Confidentiality in war courts usually focuses on the years in which defendants were detained and tortured by the CIA, according to people familiar with the classified information. In some cases, these are facts about the identities of people who worked in the program or other intelligence agencies that operated there. In some cases, such as news reports, the information was published a long time ago, but it is still officially classified.
In the 9/11 and USS Cole cases, witnesses, lawyers, and even judges are obligated to refer to the country where the CIA held valuable prisoners in 2003 as “Place 4.” But in 2021, when the U.S. Supreme Court heard the defense of the state secret case filed by the Guantanamo prisoners of war known as Abu Zubaida, the judge repeatedly named the place:Poland.
Some information about Guantánamo Prison cannot be disclosed in public court. camp 7 locationwhere former CIA prisoners, including the so-called Bali bombing man, were held from 2006 to 2021, along with the identities of those who worked there. Detainee conversation monitoring system in their recreation yard.
Lieutenant Hirschler had argued that the case should have been dismissed because the defendant had not been brought to court sooner. The day before, prosecutors had proposed to start the trial in 2020. March 2025It’s also to give them enough time to process classified evidence.
“For 18 years, the government has neglected this case,” defense attorneys said. The three defendants were captured in Thailand in 2003 and transferred to Guantanamo Bay in September 2006, along with other men held as high-value prisoners of war by the CIA, until later that year Congress established the Military Commission. became one of the reasons.

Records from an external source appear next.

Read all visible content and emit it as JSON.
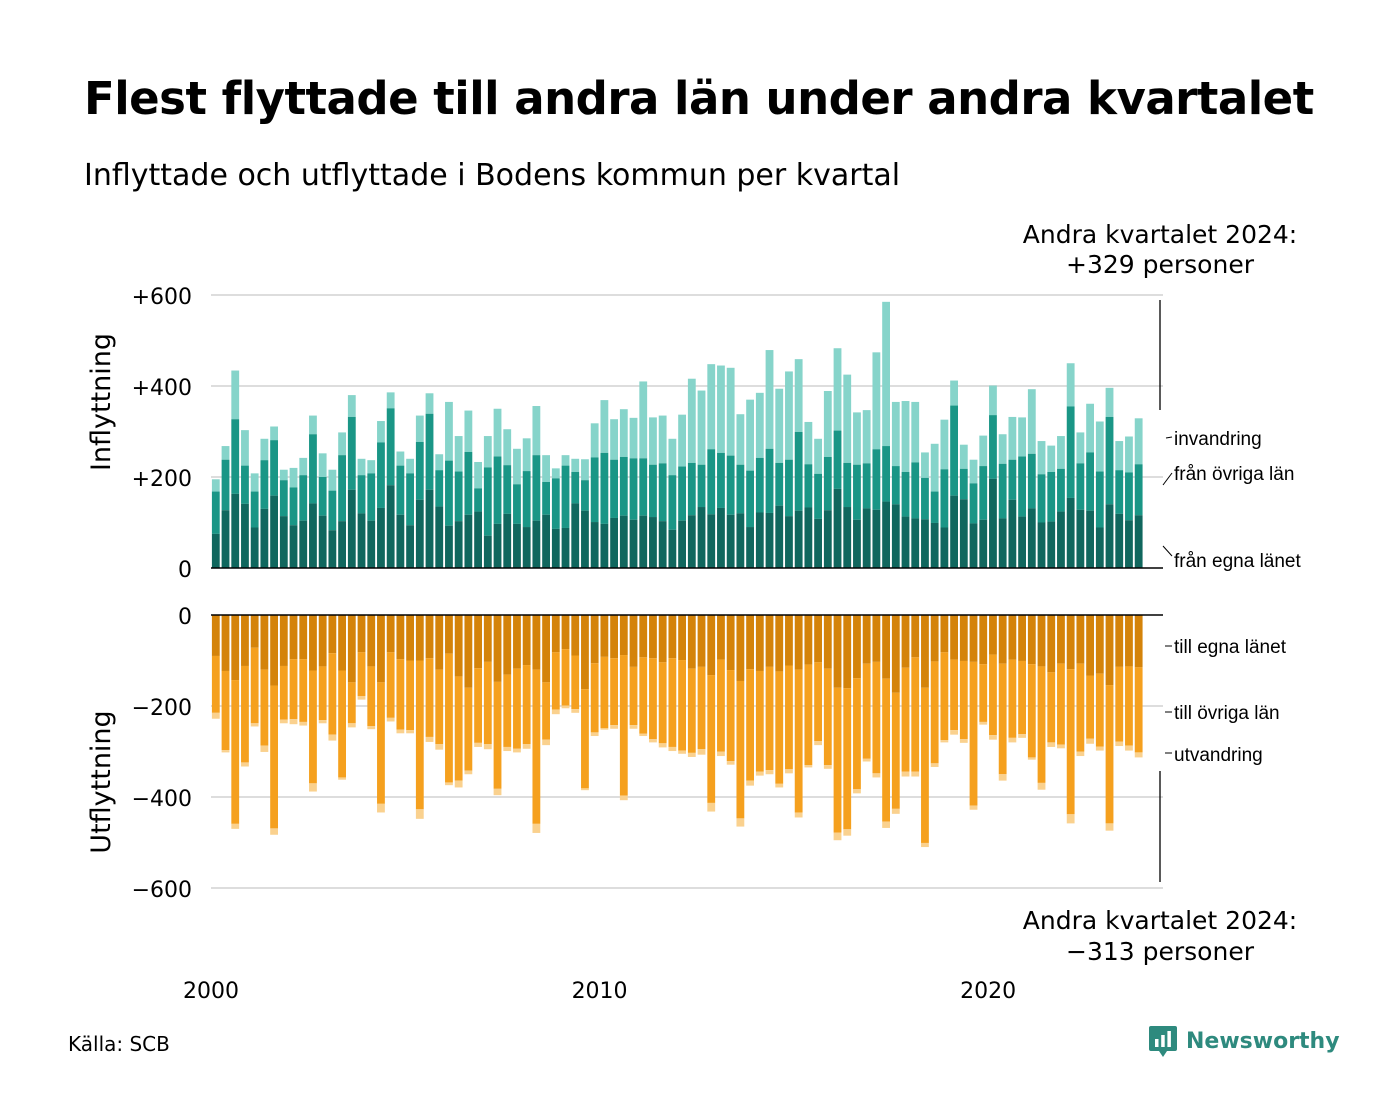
{
  "header": {
    "title": "Flest flyttade till andra län under andra kvartalet",
    "subtitle": "Inflyttade och utflyttade i Bodens kommun per kvartal"
  },
  "footer": {
    "source": "Källa: SCB",
    "brand": "Newsworthy",
    "brand_icon": "newsworthy-logo-icon"
  },
  "colors": {
    "in_same": "#10675e",
    "in_other": "#1a9686",
    "in_immigration": "#86d4ca",
    "out_same": "#d4830a",
    "out_other": "#f5a01e",
    "out_emigration": "#fad18e",
    "grid": "#dddddd",
    "brand": "#2e8a7e"
  },
  "chart_data": {
    "type": "bar",
    "stacked": true,
    "x_range": [
      2000,
      2024.5
    ],
    "x_ticks": [
      "2000",
      "2010",
      "2020"
    ],
    "grid": true,
    "in_panel": {
      "ylabel": "Inflyttning",
      "ylim": [
        0,
        600
      ],
      "y_ticks": [
        "0",
        "+200",
        "+400",
        "+600"
      ],
      "series_names": [
        "från egna länet",
        "från övriga län",
        "invandring"
      ]
    },
    "out_panel": {
      "ylabel": "Utflyttning",
      "ylim": [
        -600,
        0
      ],
      "y_ticks": [
        "0",
        "−200",
        "−400",
        "−600"
      ],
      "series_names": [
        "till egna länet",
        "till övriga län",
        "utvandring"
      ]
    },
    "annotation_in": [
      "Andra kvartalet 2024:",
      "+329 personer"
    ],
    "annotation_out": [
      "Andra kvartalet 2024:",
      "−313 personer"
    ],
    "quarters": [
      "2000 Q1",
      "2000 Q2",
      "2000 Q3",
      "2000 Q4",
      "2001 Q1",
      "2001 Q2",
      "2001 Q3",
      "2001 Q4",
      "2002 Q1",
      "2002 Q2",
      "2002 Q3",
      "2002 Q4",
      "2003 Q1",
      "2003 Q2",
      "2003 Q3",
      "2003 Q4",
      "2004 Q1",
      "2004 Q2",
      "2004 Q3",
      "2004 Q4",
      "2005 Q1",
      "2005 Q2",
      "2005 Q3",
      "2005 Q4",
      "2006 Q1",
      "2006 Q2",
      "2006 Q3",
      "2006 Q4",
      "2007 Q1",
      "2007 Q2",
      "2007 Q3",
      "2007 Q4",
      "2008 Q1",
      "2008 Q2",
      "2008 Q3",
      "2008 Q4",
      "2009 Q1",
      "2009 Q2",
      "2009 Q3",
      "2009 Q4",
      "2010 Q1",
      "2010 Q2",
      "2010 Q3",
      "2010 Q4",
      "2011 Q1",
      "2011 Q2",
      "2011 Q3",
      "2011 Q4",
      "2012 Q1",
      "2012 Q2",
      "2012 Q3",
      "2012 Q4",
      "2013 Q1",
      "2013 Q2",
      "2013 Q3",
      "2013 Q4",
      "2014 Q1",
      "2014 Q2",
      "2014 Q3",
      "2014 Q4",
      "2015 Q1",
      "2015 Q2",
      "2015 Q3",
      "2015 Q4",
      "2016 Q1",
      "2016 Q2",
      "2016 Q3",
      "2016 Q4",
      "2017 Q1",
      "2017 Q2",
      "2017 Q3",
      "2017 Q4",
      "2018 Q1",
      "2018 Q2",
      "2018 Q3",
      "2018 Q4",
      "2019 Q1",
      "2019 Q2",
      "2019 Q3",
      "2019 Q4",
      "2020 Q1",
      "2020 Q2",
      "2020 Q3",
      "2020 Q4",
      "2021 Q1",
      "2021 Q2",
      "2021 Q3",
      "2021 Q4",
      "2022 Q1",
      "2022 Q2",
      "2022 Q3",
      "2022 Q4",
      "2023 Q1",
      "2023 Q2",
      "2023 Q3",
      "2023 Q4",
      "2024 Q1",
      "2024 Q2"
    ],
    "in_total": [
      195,
      268,
      434,
      303,
      208,
      284,
      311,
      216,
      220,
      242,
      335,
      252,
      216,
      298,
      380,
      240,
      237,
      323,
      386,
      256,
      240,
      335,
      384,
      250,
      365,
      290,
      346,
      233,
      290,
      350,
      305,
      262,
      285,
      356,
      248,
      219,
      248,
      240,
      239,
      318,
      369,
      327,
      349,
      330,
      410,
      331,
      335,
      284,
      337,
      416,
      390,
      448,
      445,
      440,
      338,
      370,
      385,
      479,
      394,
      432,
      459,
      321,
      284,
      389,
      483,
      425,
      342,
      347,
      474,
      585,
      365,
      367,
      365,
      254,
      273,
      326,
      412,
      271,
      238,
      291,
      401,
      294,
      332,
      331,
      393,
      279,
      269,
      290,
      450,
      298,
      361,
      322,
      396,
      279,
      289,
      329
    ],
    "in_same_other": [
      168,
      238,
      327,
      225,
      168,
      237,
      281,
      193,
      177,
      204,
      294,
      200,
      170,
      248,
      332,
      204,
      208,
      276,
      351,
      225,
      208,
      277,
      339,
      215,
      236,
      212,
      255,
      175,
      221,
      245,
      226,
      184,
      213,
      248,
      189,
      197,
      225,
      211,
      193,
      243,
      253,
      238,
      244,
      241,
      241,
      227,
      230,
      204,
      223,
      231,
      227,
      261,
      253,
      247,
      227,
      214,
      242,
      262,
      231,
      238,
      299,
      228,
      207,
      244,
      302,
      231,
      227,
      230,
      261,
      268,
      224,
      211,
      232,
      198,
      168,
      217,
      357,
      218,
      186,
      224,
      336,
      229,
      238,
      245,
      251,
      206,
      211,
      218,
      355,
      230,
      254,
      212,
      332,
      215,
      210,
      228
    ],
    "in_same": [
      75,
      127,
      163,
      141,
      89,
      130,
      159,
      114,
      94,
      104,
      142,
      115,
      83,
      103,
      172,
      120,
      104,
      132,
      182,
      117,
      94,
      150,
      172,
      135,
      93,
      103,
      117,
      124,
      71,
      97,
      119,
      97,
      90,
      104,
      117,
      86,
      88,
      142,
      126,
      101,
      97,
      110,
      115,
      106,
      115,
      112,
      103,
      84,
      104,
      116,
      134,
      118,
      132,
      117,
      120,
      90,
      122,
      121,
      137,
      114,
      126,
      133,
      108,
      127,
      174,
      134,
      106,
      131,
      128,
      146,
      140,
      113,
      109,
      107,
      99,
      89,
      159,
      151,
      98,
      106,
      196,
      109,
      150,
      113,
      131,
      100,
      102,
      124,
      154,
      128,
      126,
      89,
      140,
      119,
      105,
      116
    ],
    "out_total": [
      228,
      302,
      470,
      333,
      245,
      301,
      483,
      238,
      240,
      243,
      388,
      238,
      276,
      362,
      247,
      186,
      251,
      434,
      234,
      260,
      260,
      448,
      279,
      296,
      374,
      379,
      350,
      290,
      295,
      396,
      299,
      302,
      294,
      479,
      286,
      218,
      205,
      215,
      385,
      266,
      252,
      250,
      407,
      250,
      266,
      280,
      291,
      299,
      305,
      312,
      307,
      432,
      310,
      329,
      465,
      375,
      353,
      350,
      379,
      348,
      445,
      335,
      286,
      338,
      495,
      485,
      392,
      322,
      357,
      468,
      437,
      355,
      355,
      510,
      334,
      280,
      263,
      281,
      428,
      241,
      274,
      364,
      280,
      270,
      318,
      384,
      290,
      293,
      458,
      310,
      283,
      298,
      474,
      288,
      298,
      313
    ],
    "out_same_other": [
      215,
      297,
      459,
      324,
      238,
      287,
      469,
      230,
      229,
      235,
      370,
      231,
      263,
      357,
      238,
      178,
      244,
      415,
      226,
      252,
      253,
      427,
      268,
      284,
      368,
      364,
      342,
      281,
      284,
      382,
      290,
      294,
      284,
      459,
      274,
      208,
      199,
      207,
      381,
      258,
      249,
      242,
      397,
      242,
      261,
      273,
      282,
      290,
      298,
      303,
      295,
      413,
      300,
      321,
      447,
      364,
      344,
      341,
      371,
      339,
      434,
      330,
      277,
      330,
      478,
      471,
      383,
      316,
      348,
      454,
      426,
      344,
      344,
      501,
      326,
      275,
      253,
      273,
      419,
      235,
      264,
      350,
      270,
      262,
      313,
      369,
      280,
      285,
      438,
      300,
      272,
      289,
      458,
      278,
      287,
      302
    ],
    "out_same": [
      90,
      123,
      143,
      112,
      72,
      120,
      155,
      112,
      97,
      97,
      122,
      113,
      84,
      122,
      148,
      82,
      113,
      148,
      82,
      97,
      100,
      100,
      95,
      120,
      85,
      135,
      160,
      117,
      103,
      147,
      131,
      118,
      110,
      120,
      148,
      82,
      75,
      89,
      163,
      106,
      92,
      95,
      88,
      114,
      93,
      95,
      104,
      95,
      99,
      118,
      114,
      132,
      98,
      121,
      145,
      119,
      123,
      114,
      124,
      111,
      120,
      109,
      104,
      118,
      160,
      161,
      139,
      107,
      103,
      140,
      171,
      116,
      93,
      160,
      102,
      82,
      98,
      101,
      103,
      108,
      87,
      107,
      98,
      101,
      108,
      113,
      126,
      107,
      119,
      107,
      133,
      129,
      154,
      114,
      113,
      115
    ]
  }
}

Prosecutors have been indicting Hanbali and others since at least 2016. in a failed effortThey tried to get hold of one defendant, Mohammed Farik Bin Amin, to admit guilt and testify against others. However, Mr. Hanbari and co-defendants brought to court for the first time Due to the arraignment that took place in August 2021, a few months late by a pandemic. Lieutenant Hirschler had quarreled in just his second court appearance in April.
Judge Capt. Hayes C. Larsen has not yet rendered a verdict. He said in court that expedited court hearings presented “interesting legal issues related to the interplay between the various laws cited by the parties.”
He asked when, in the prosecutor’s view, the United States began a criminal investigation. Hanbali and two Malaysian co-defendants —and the guards cut off the sound for the public.
Audio was restored after 6 minutes. “There was a problem,” the judge said, “and it’s being addressed now.”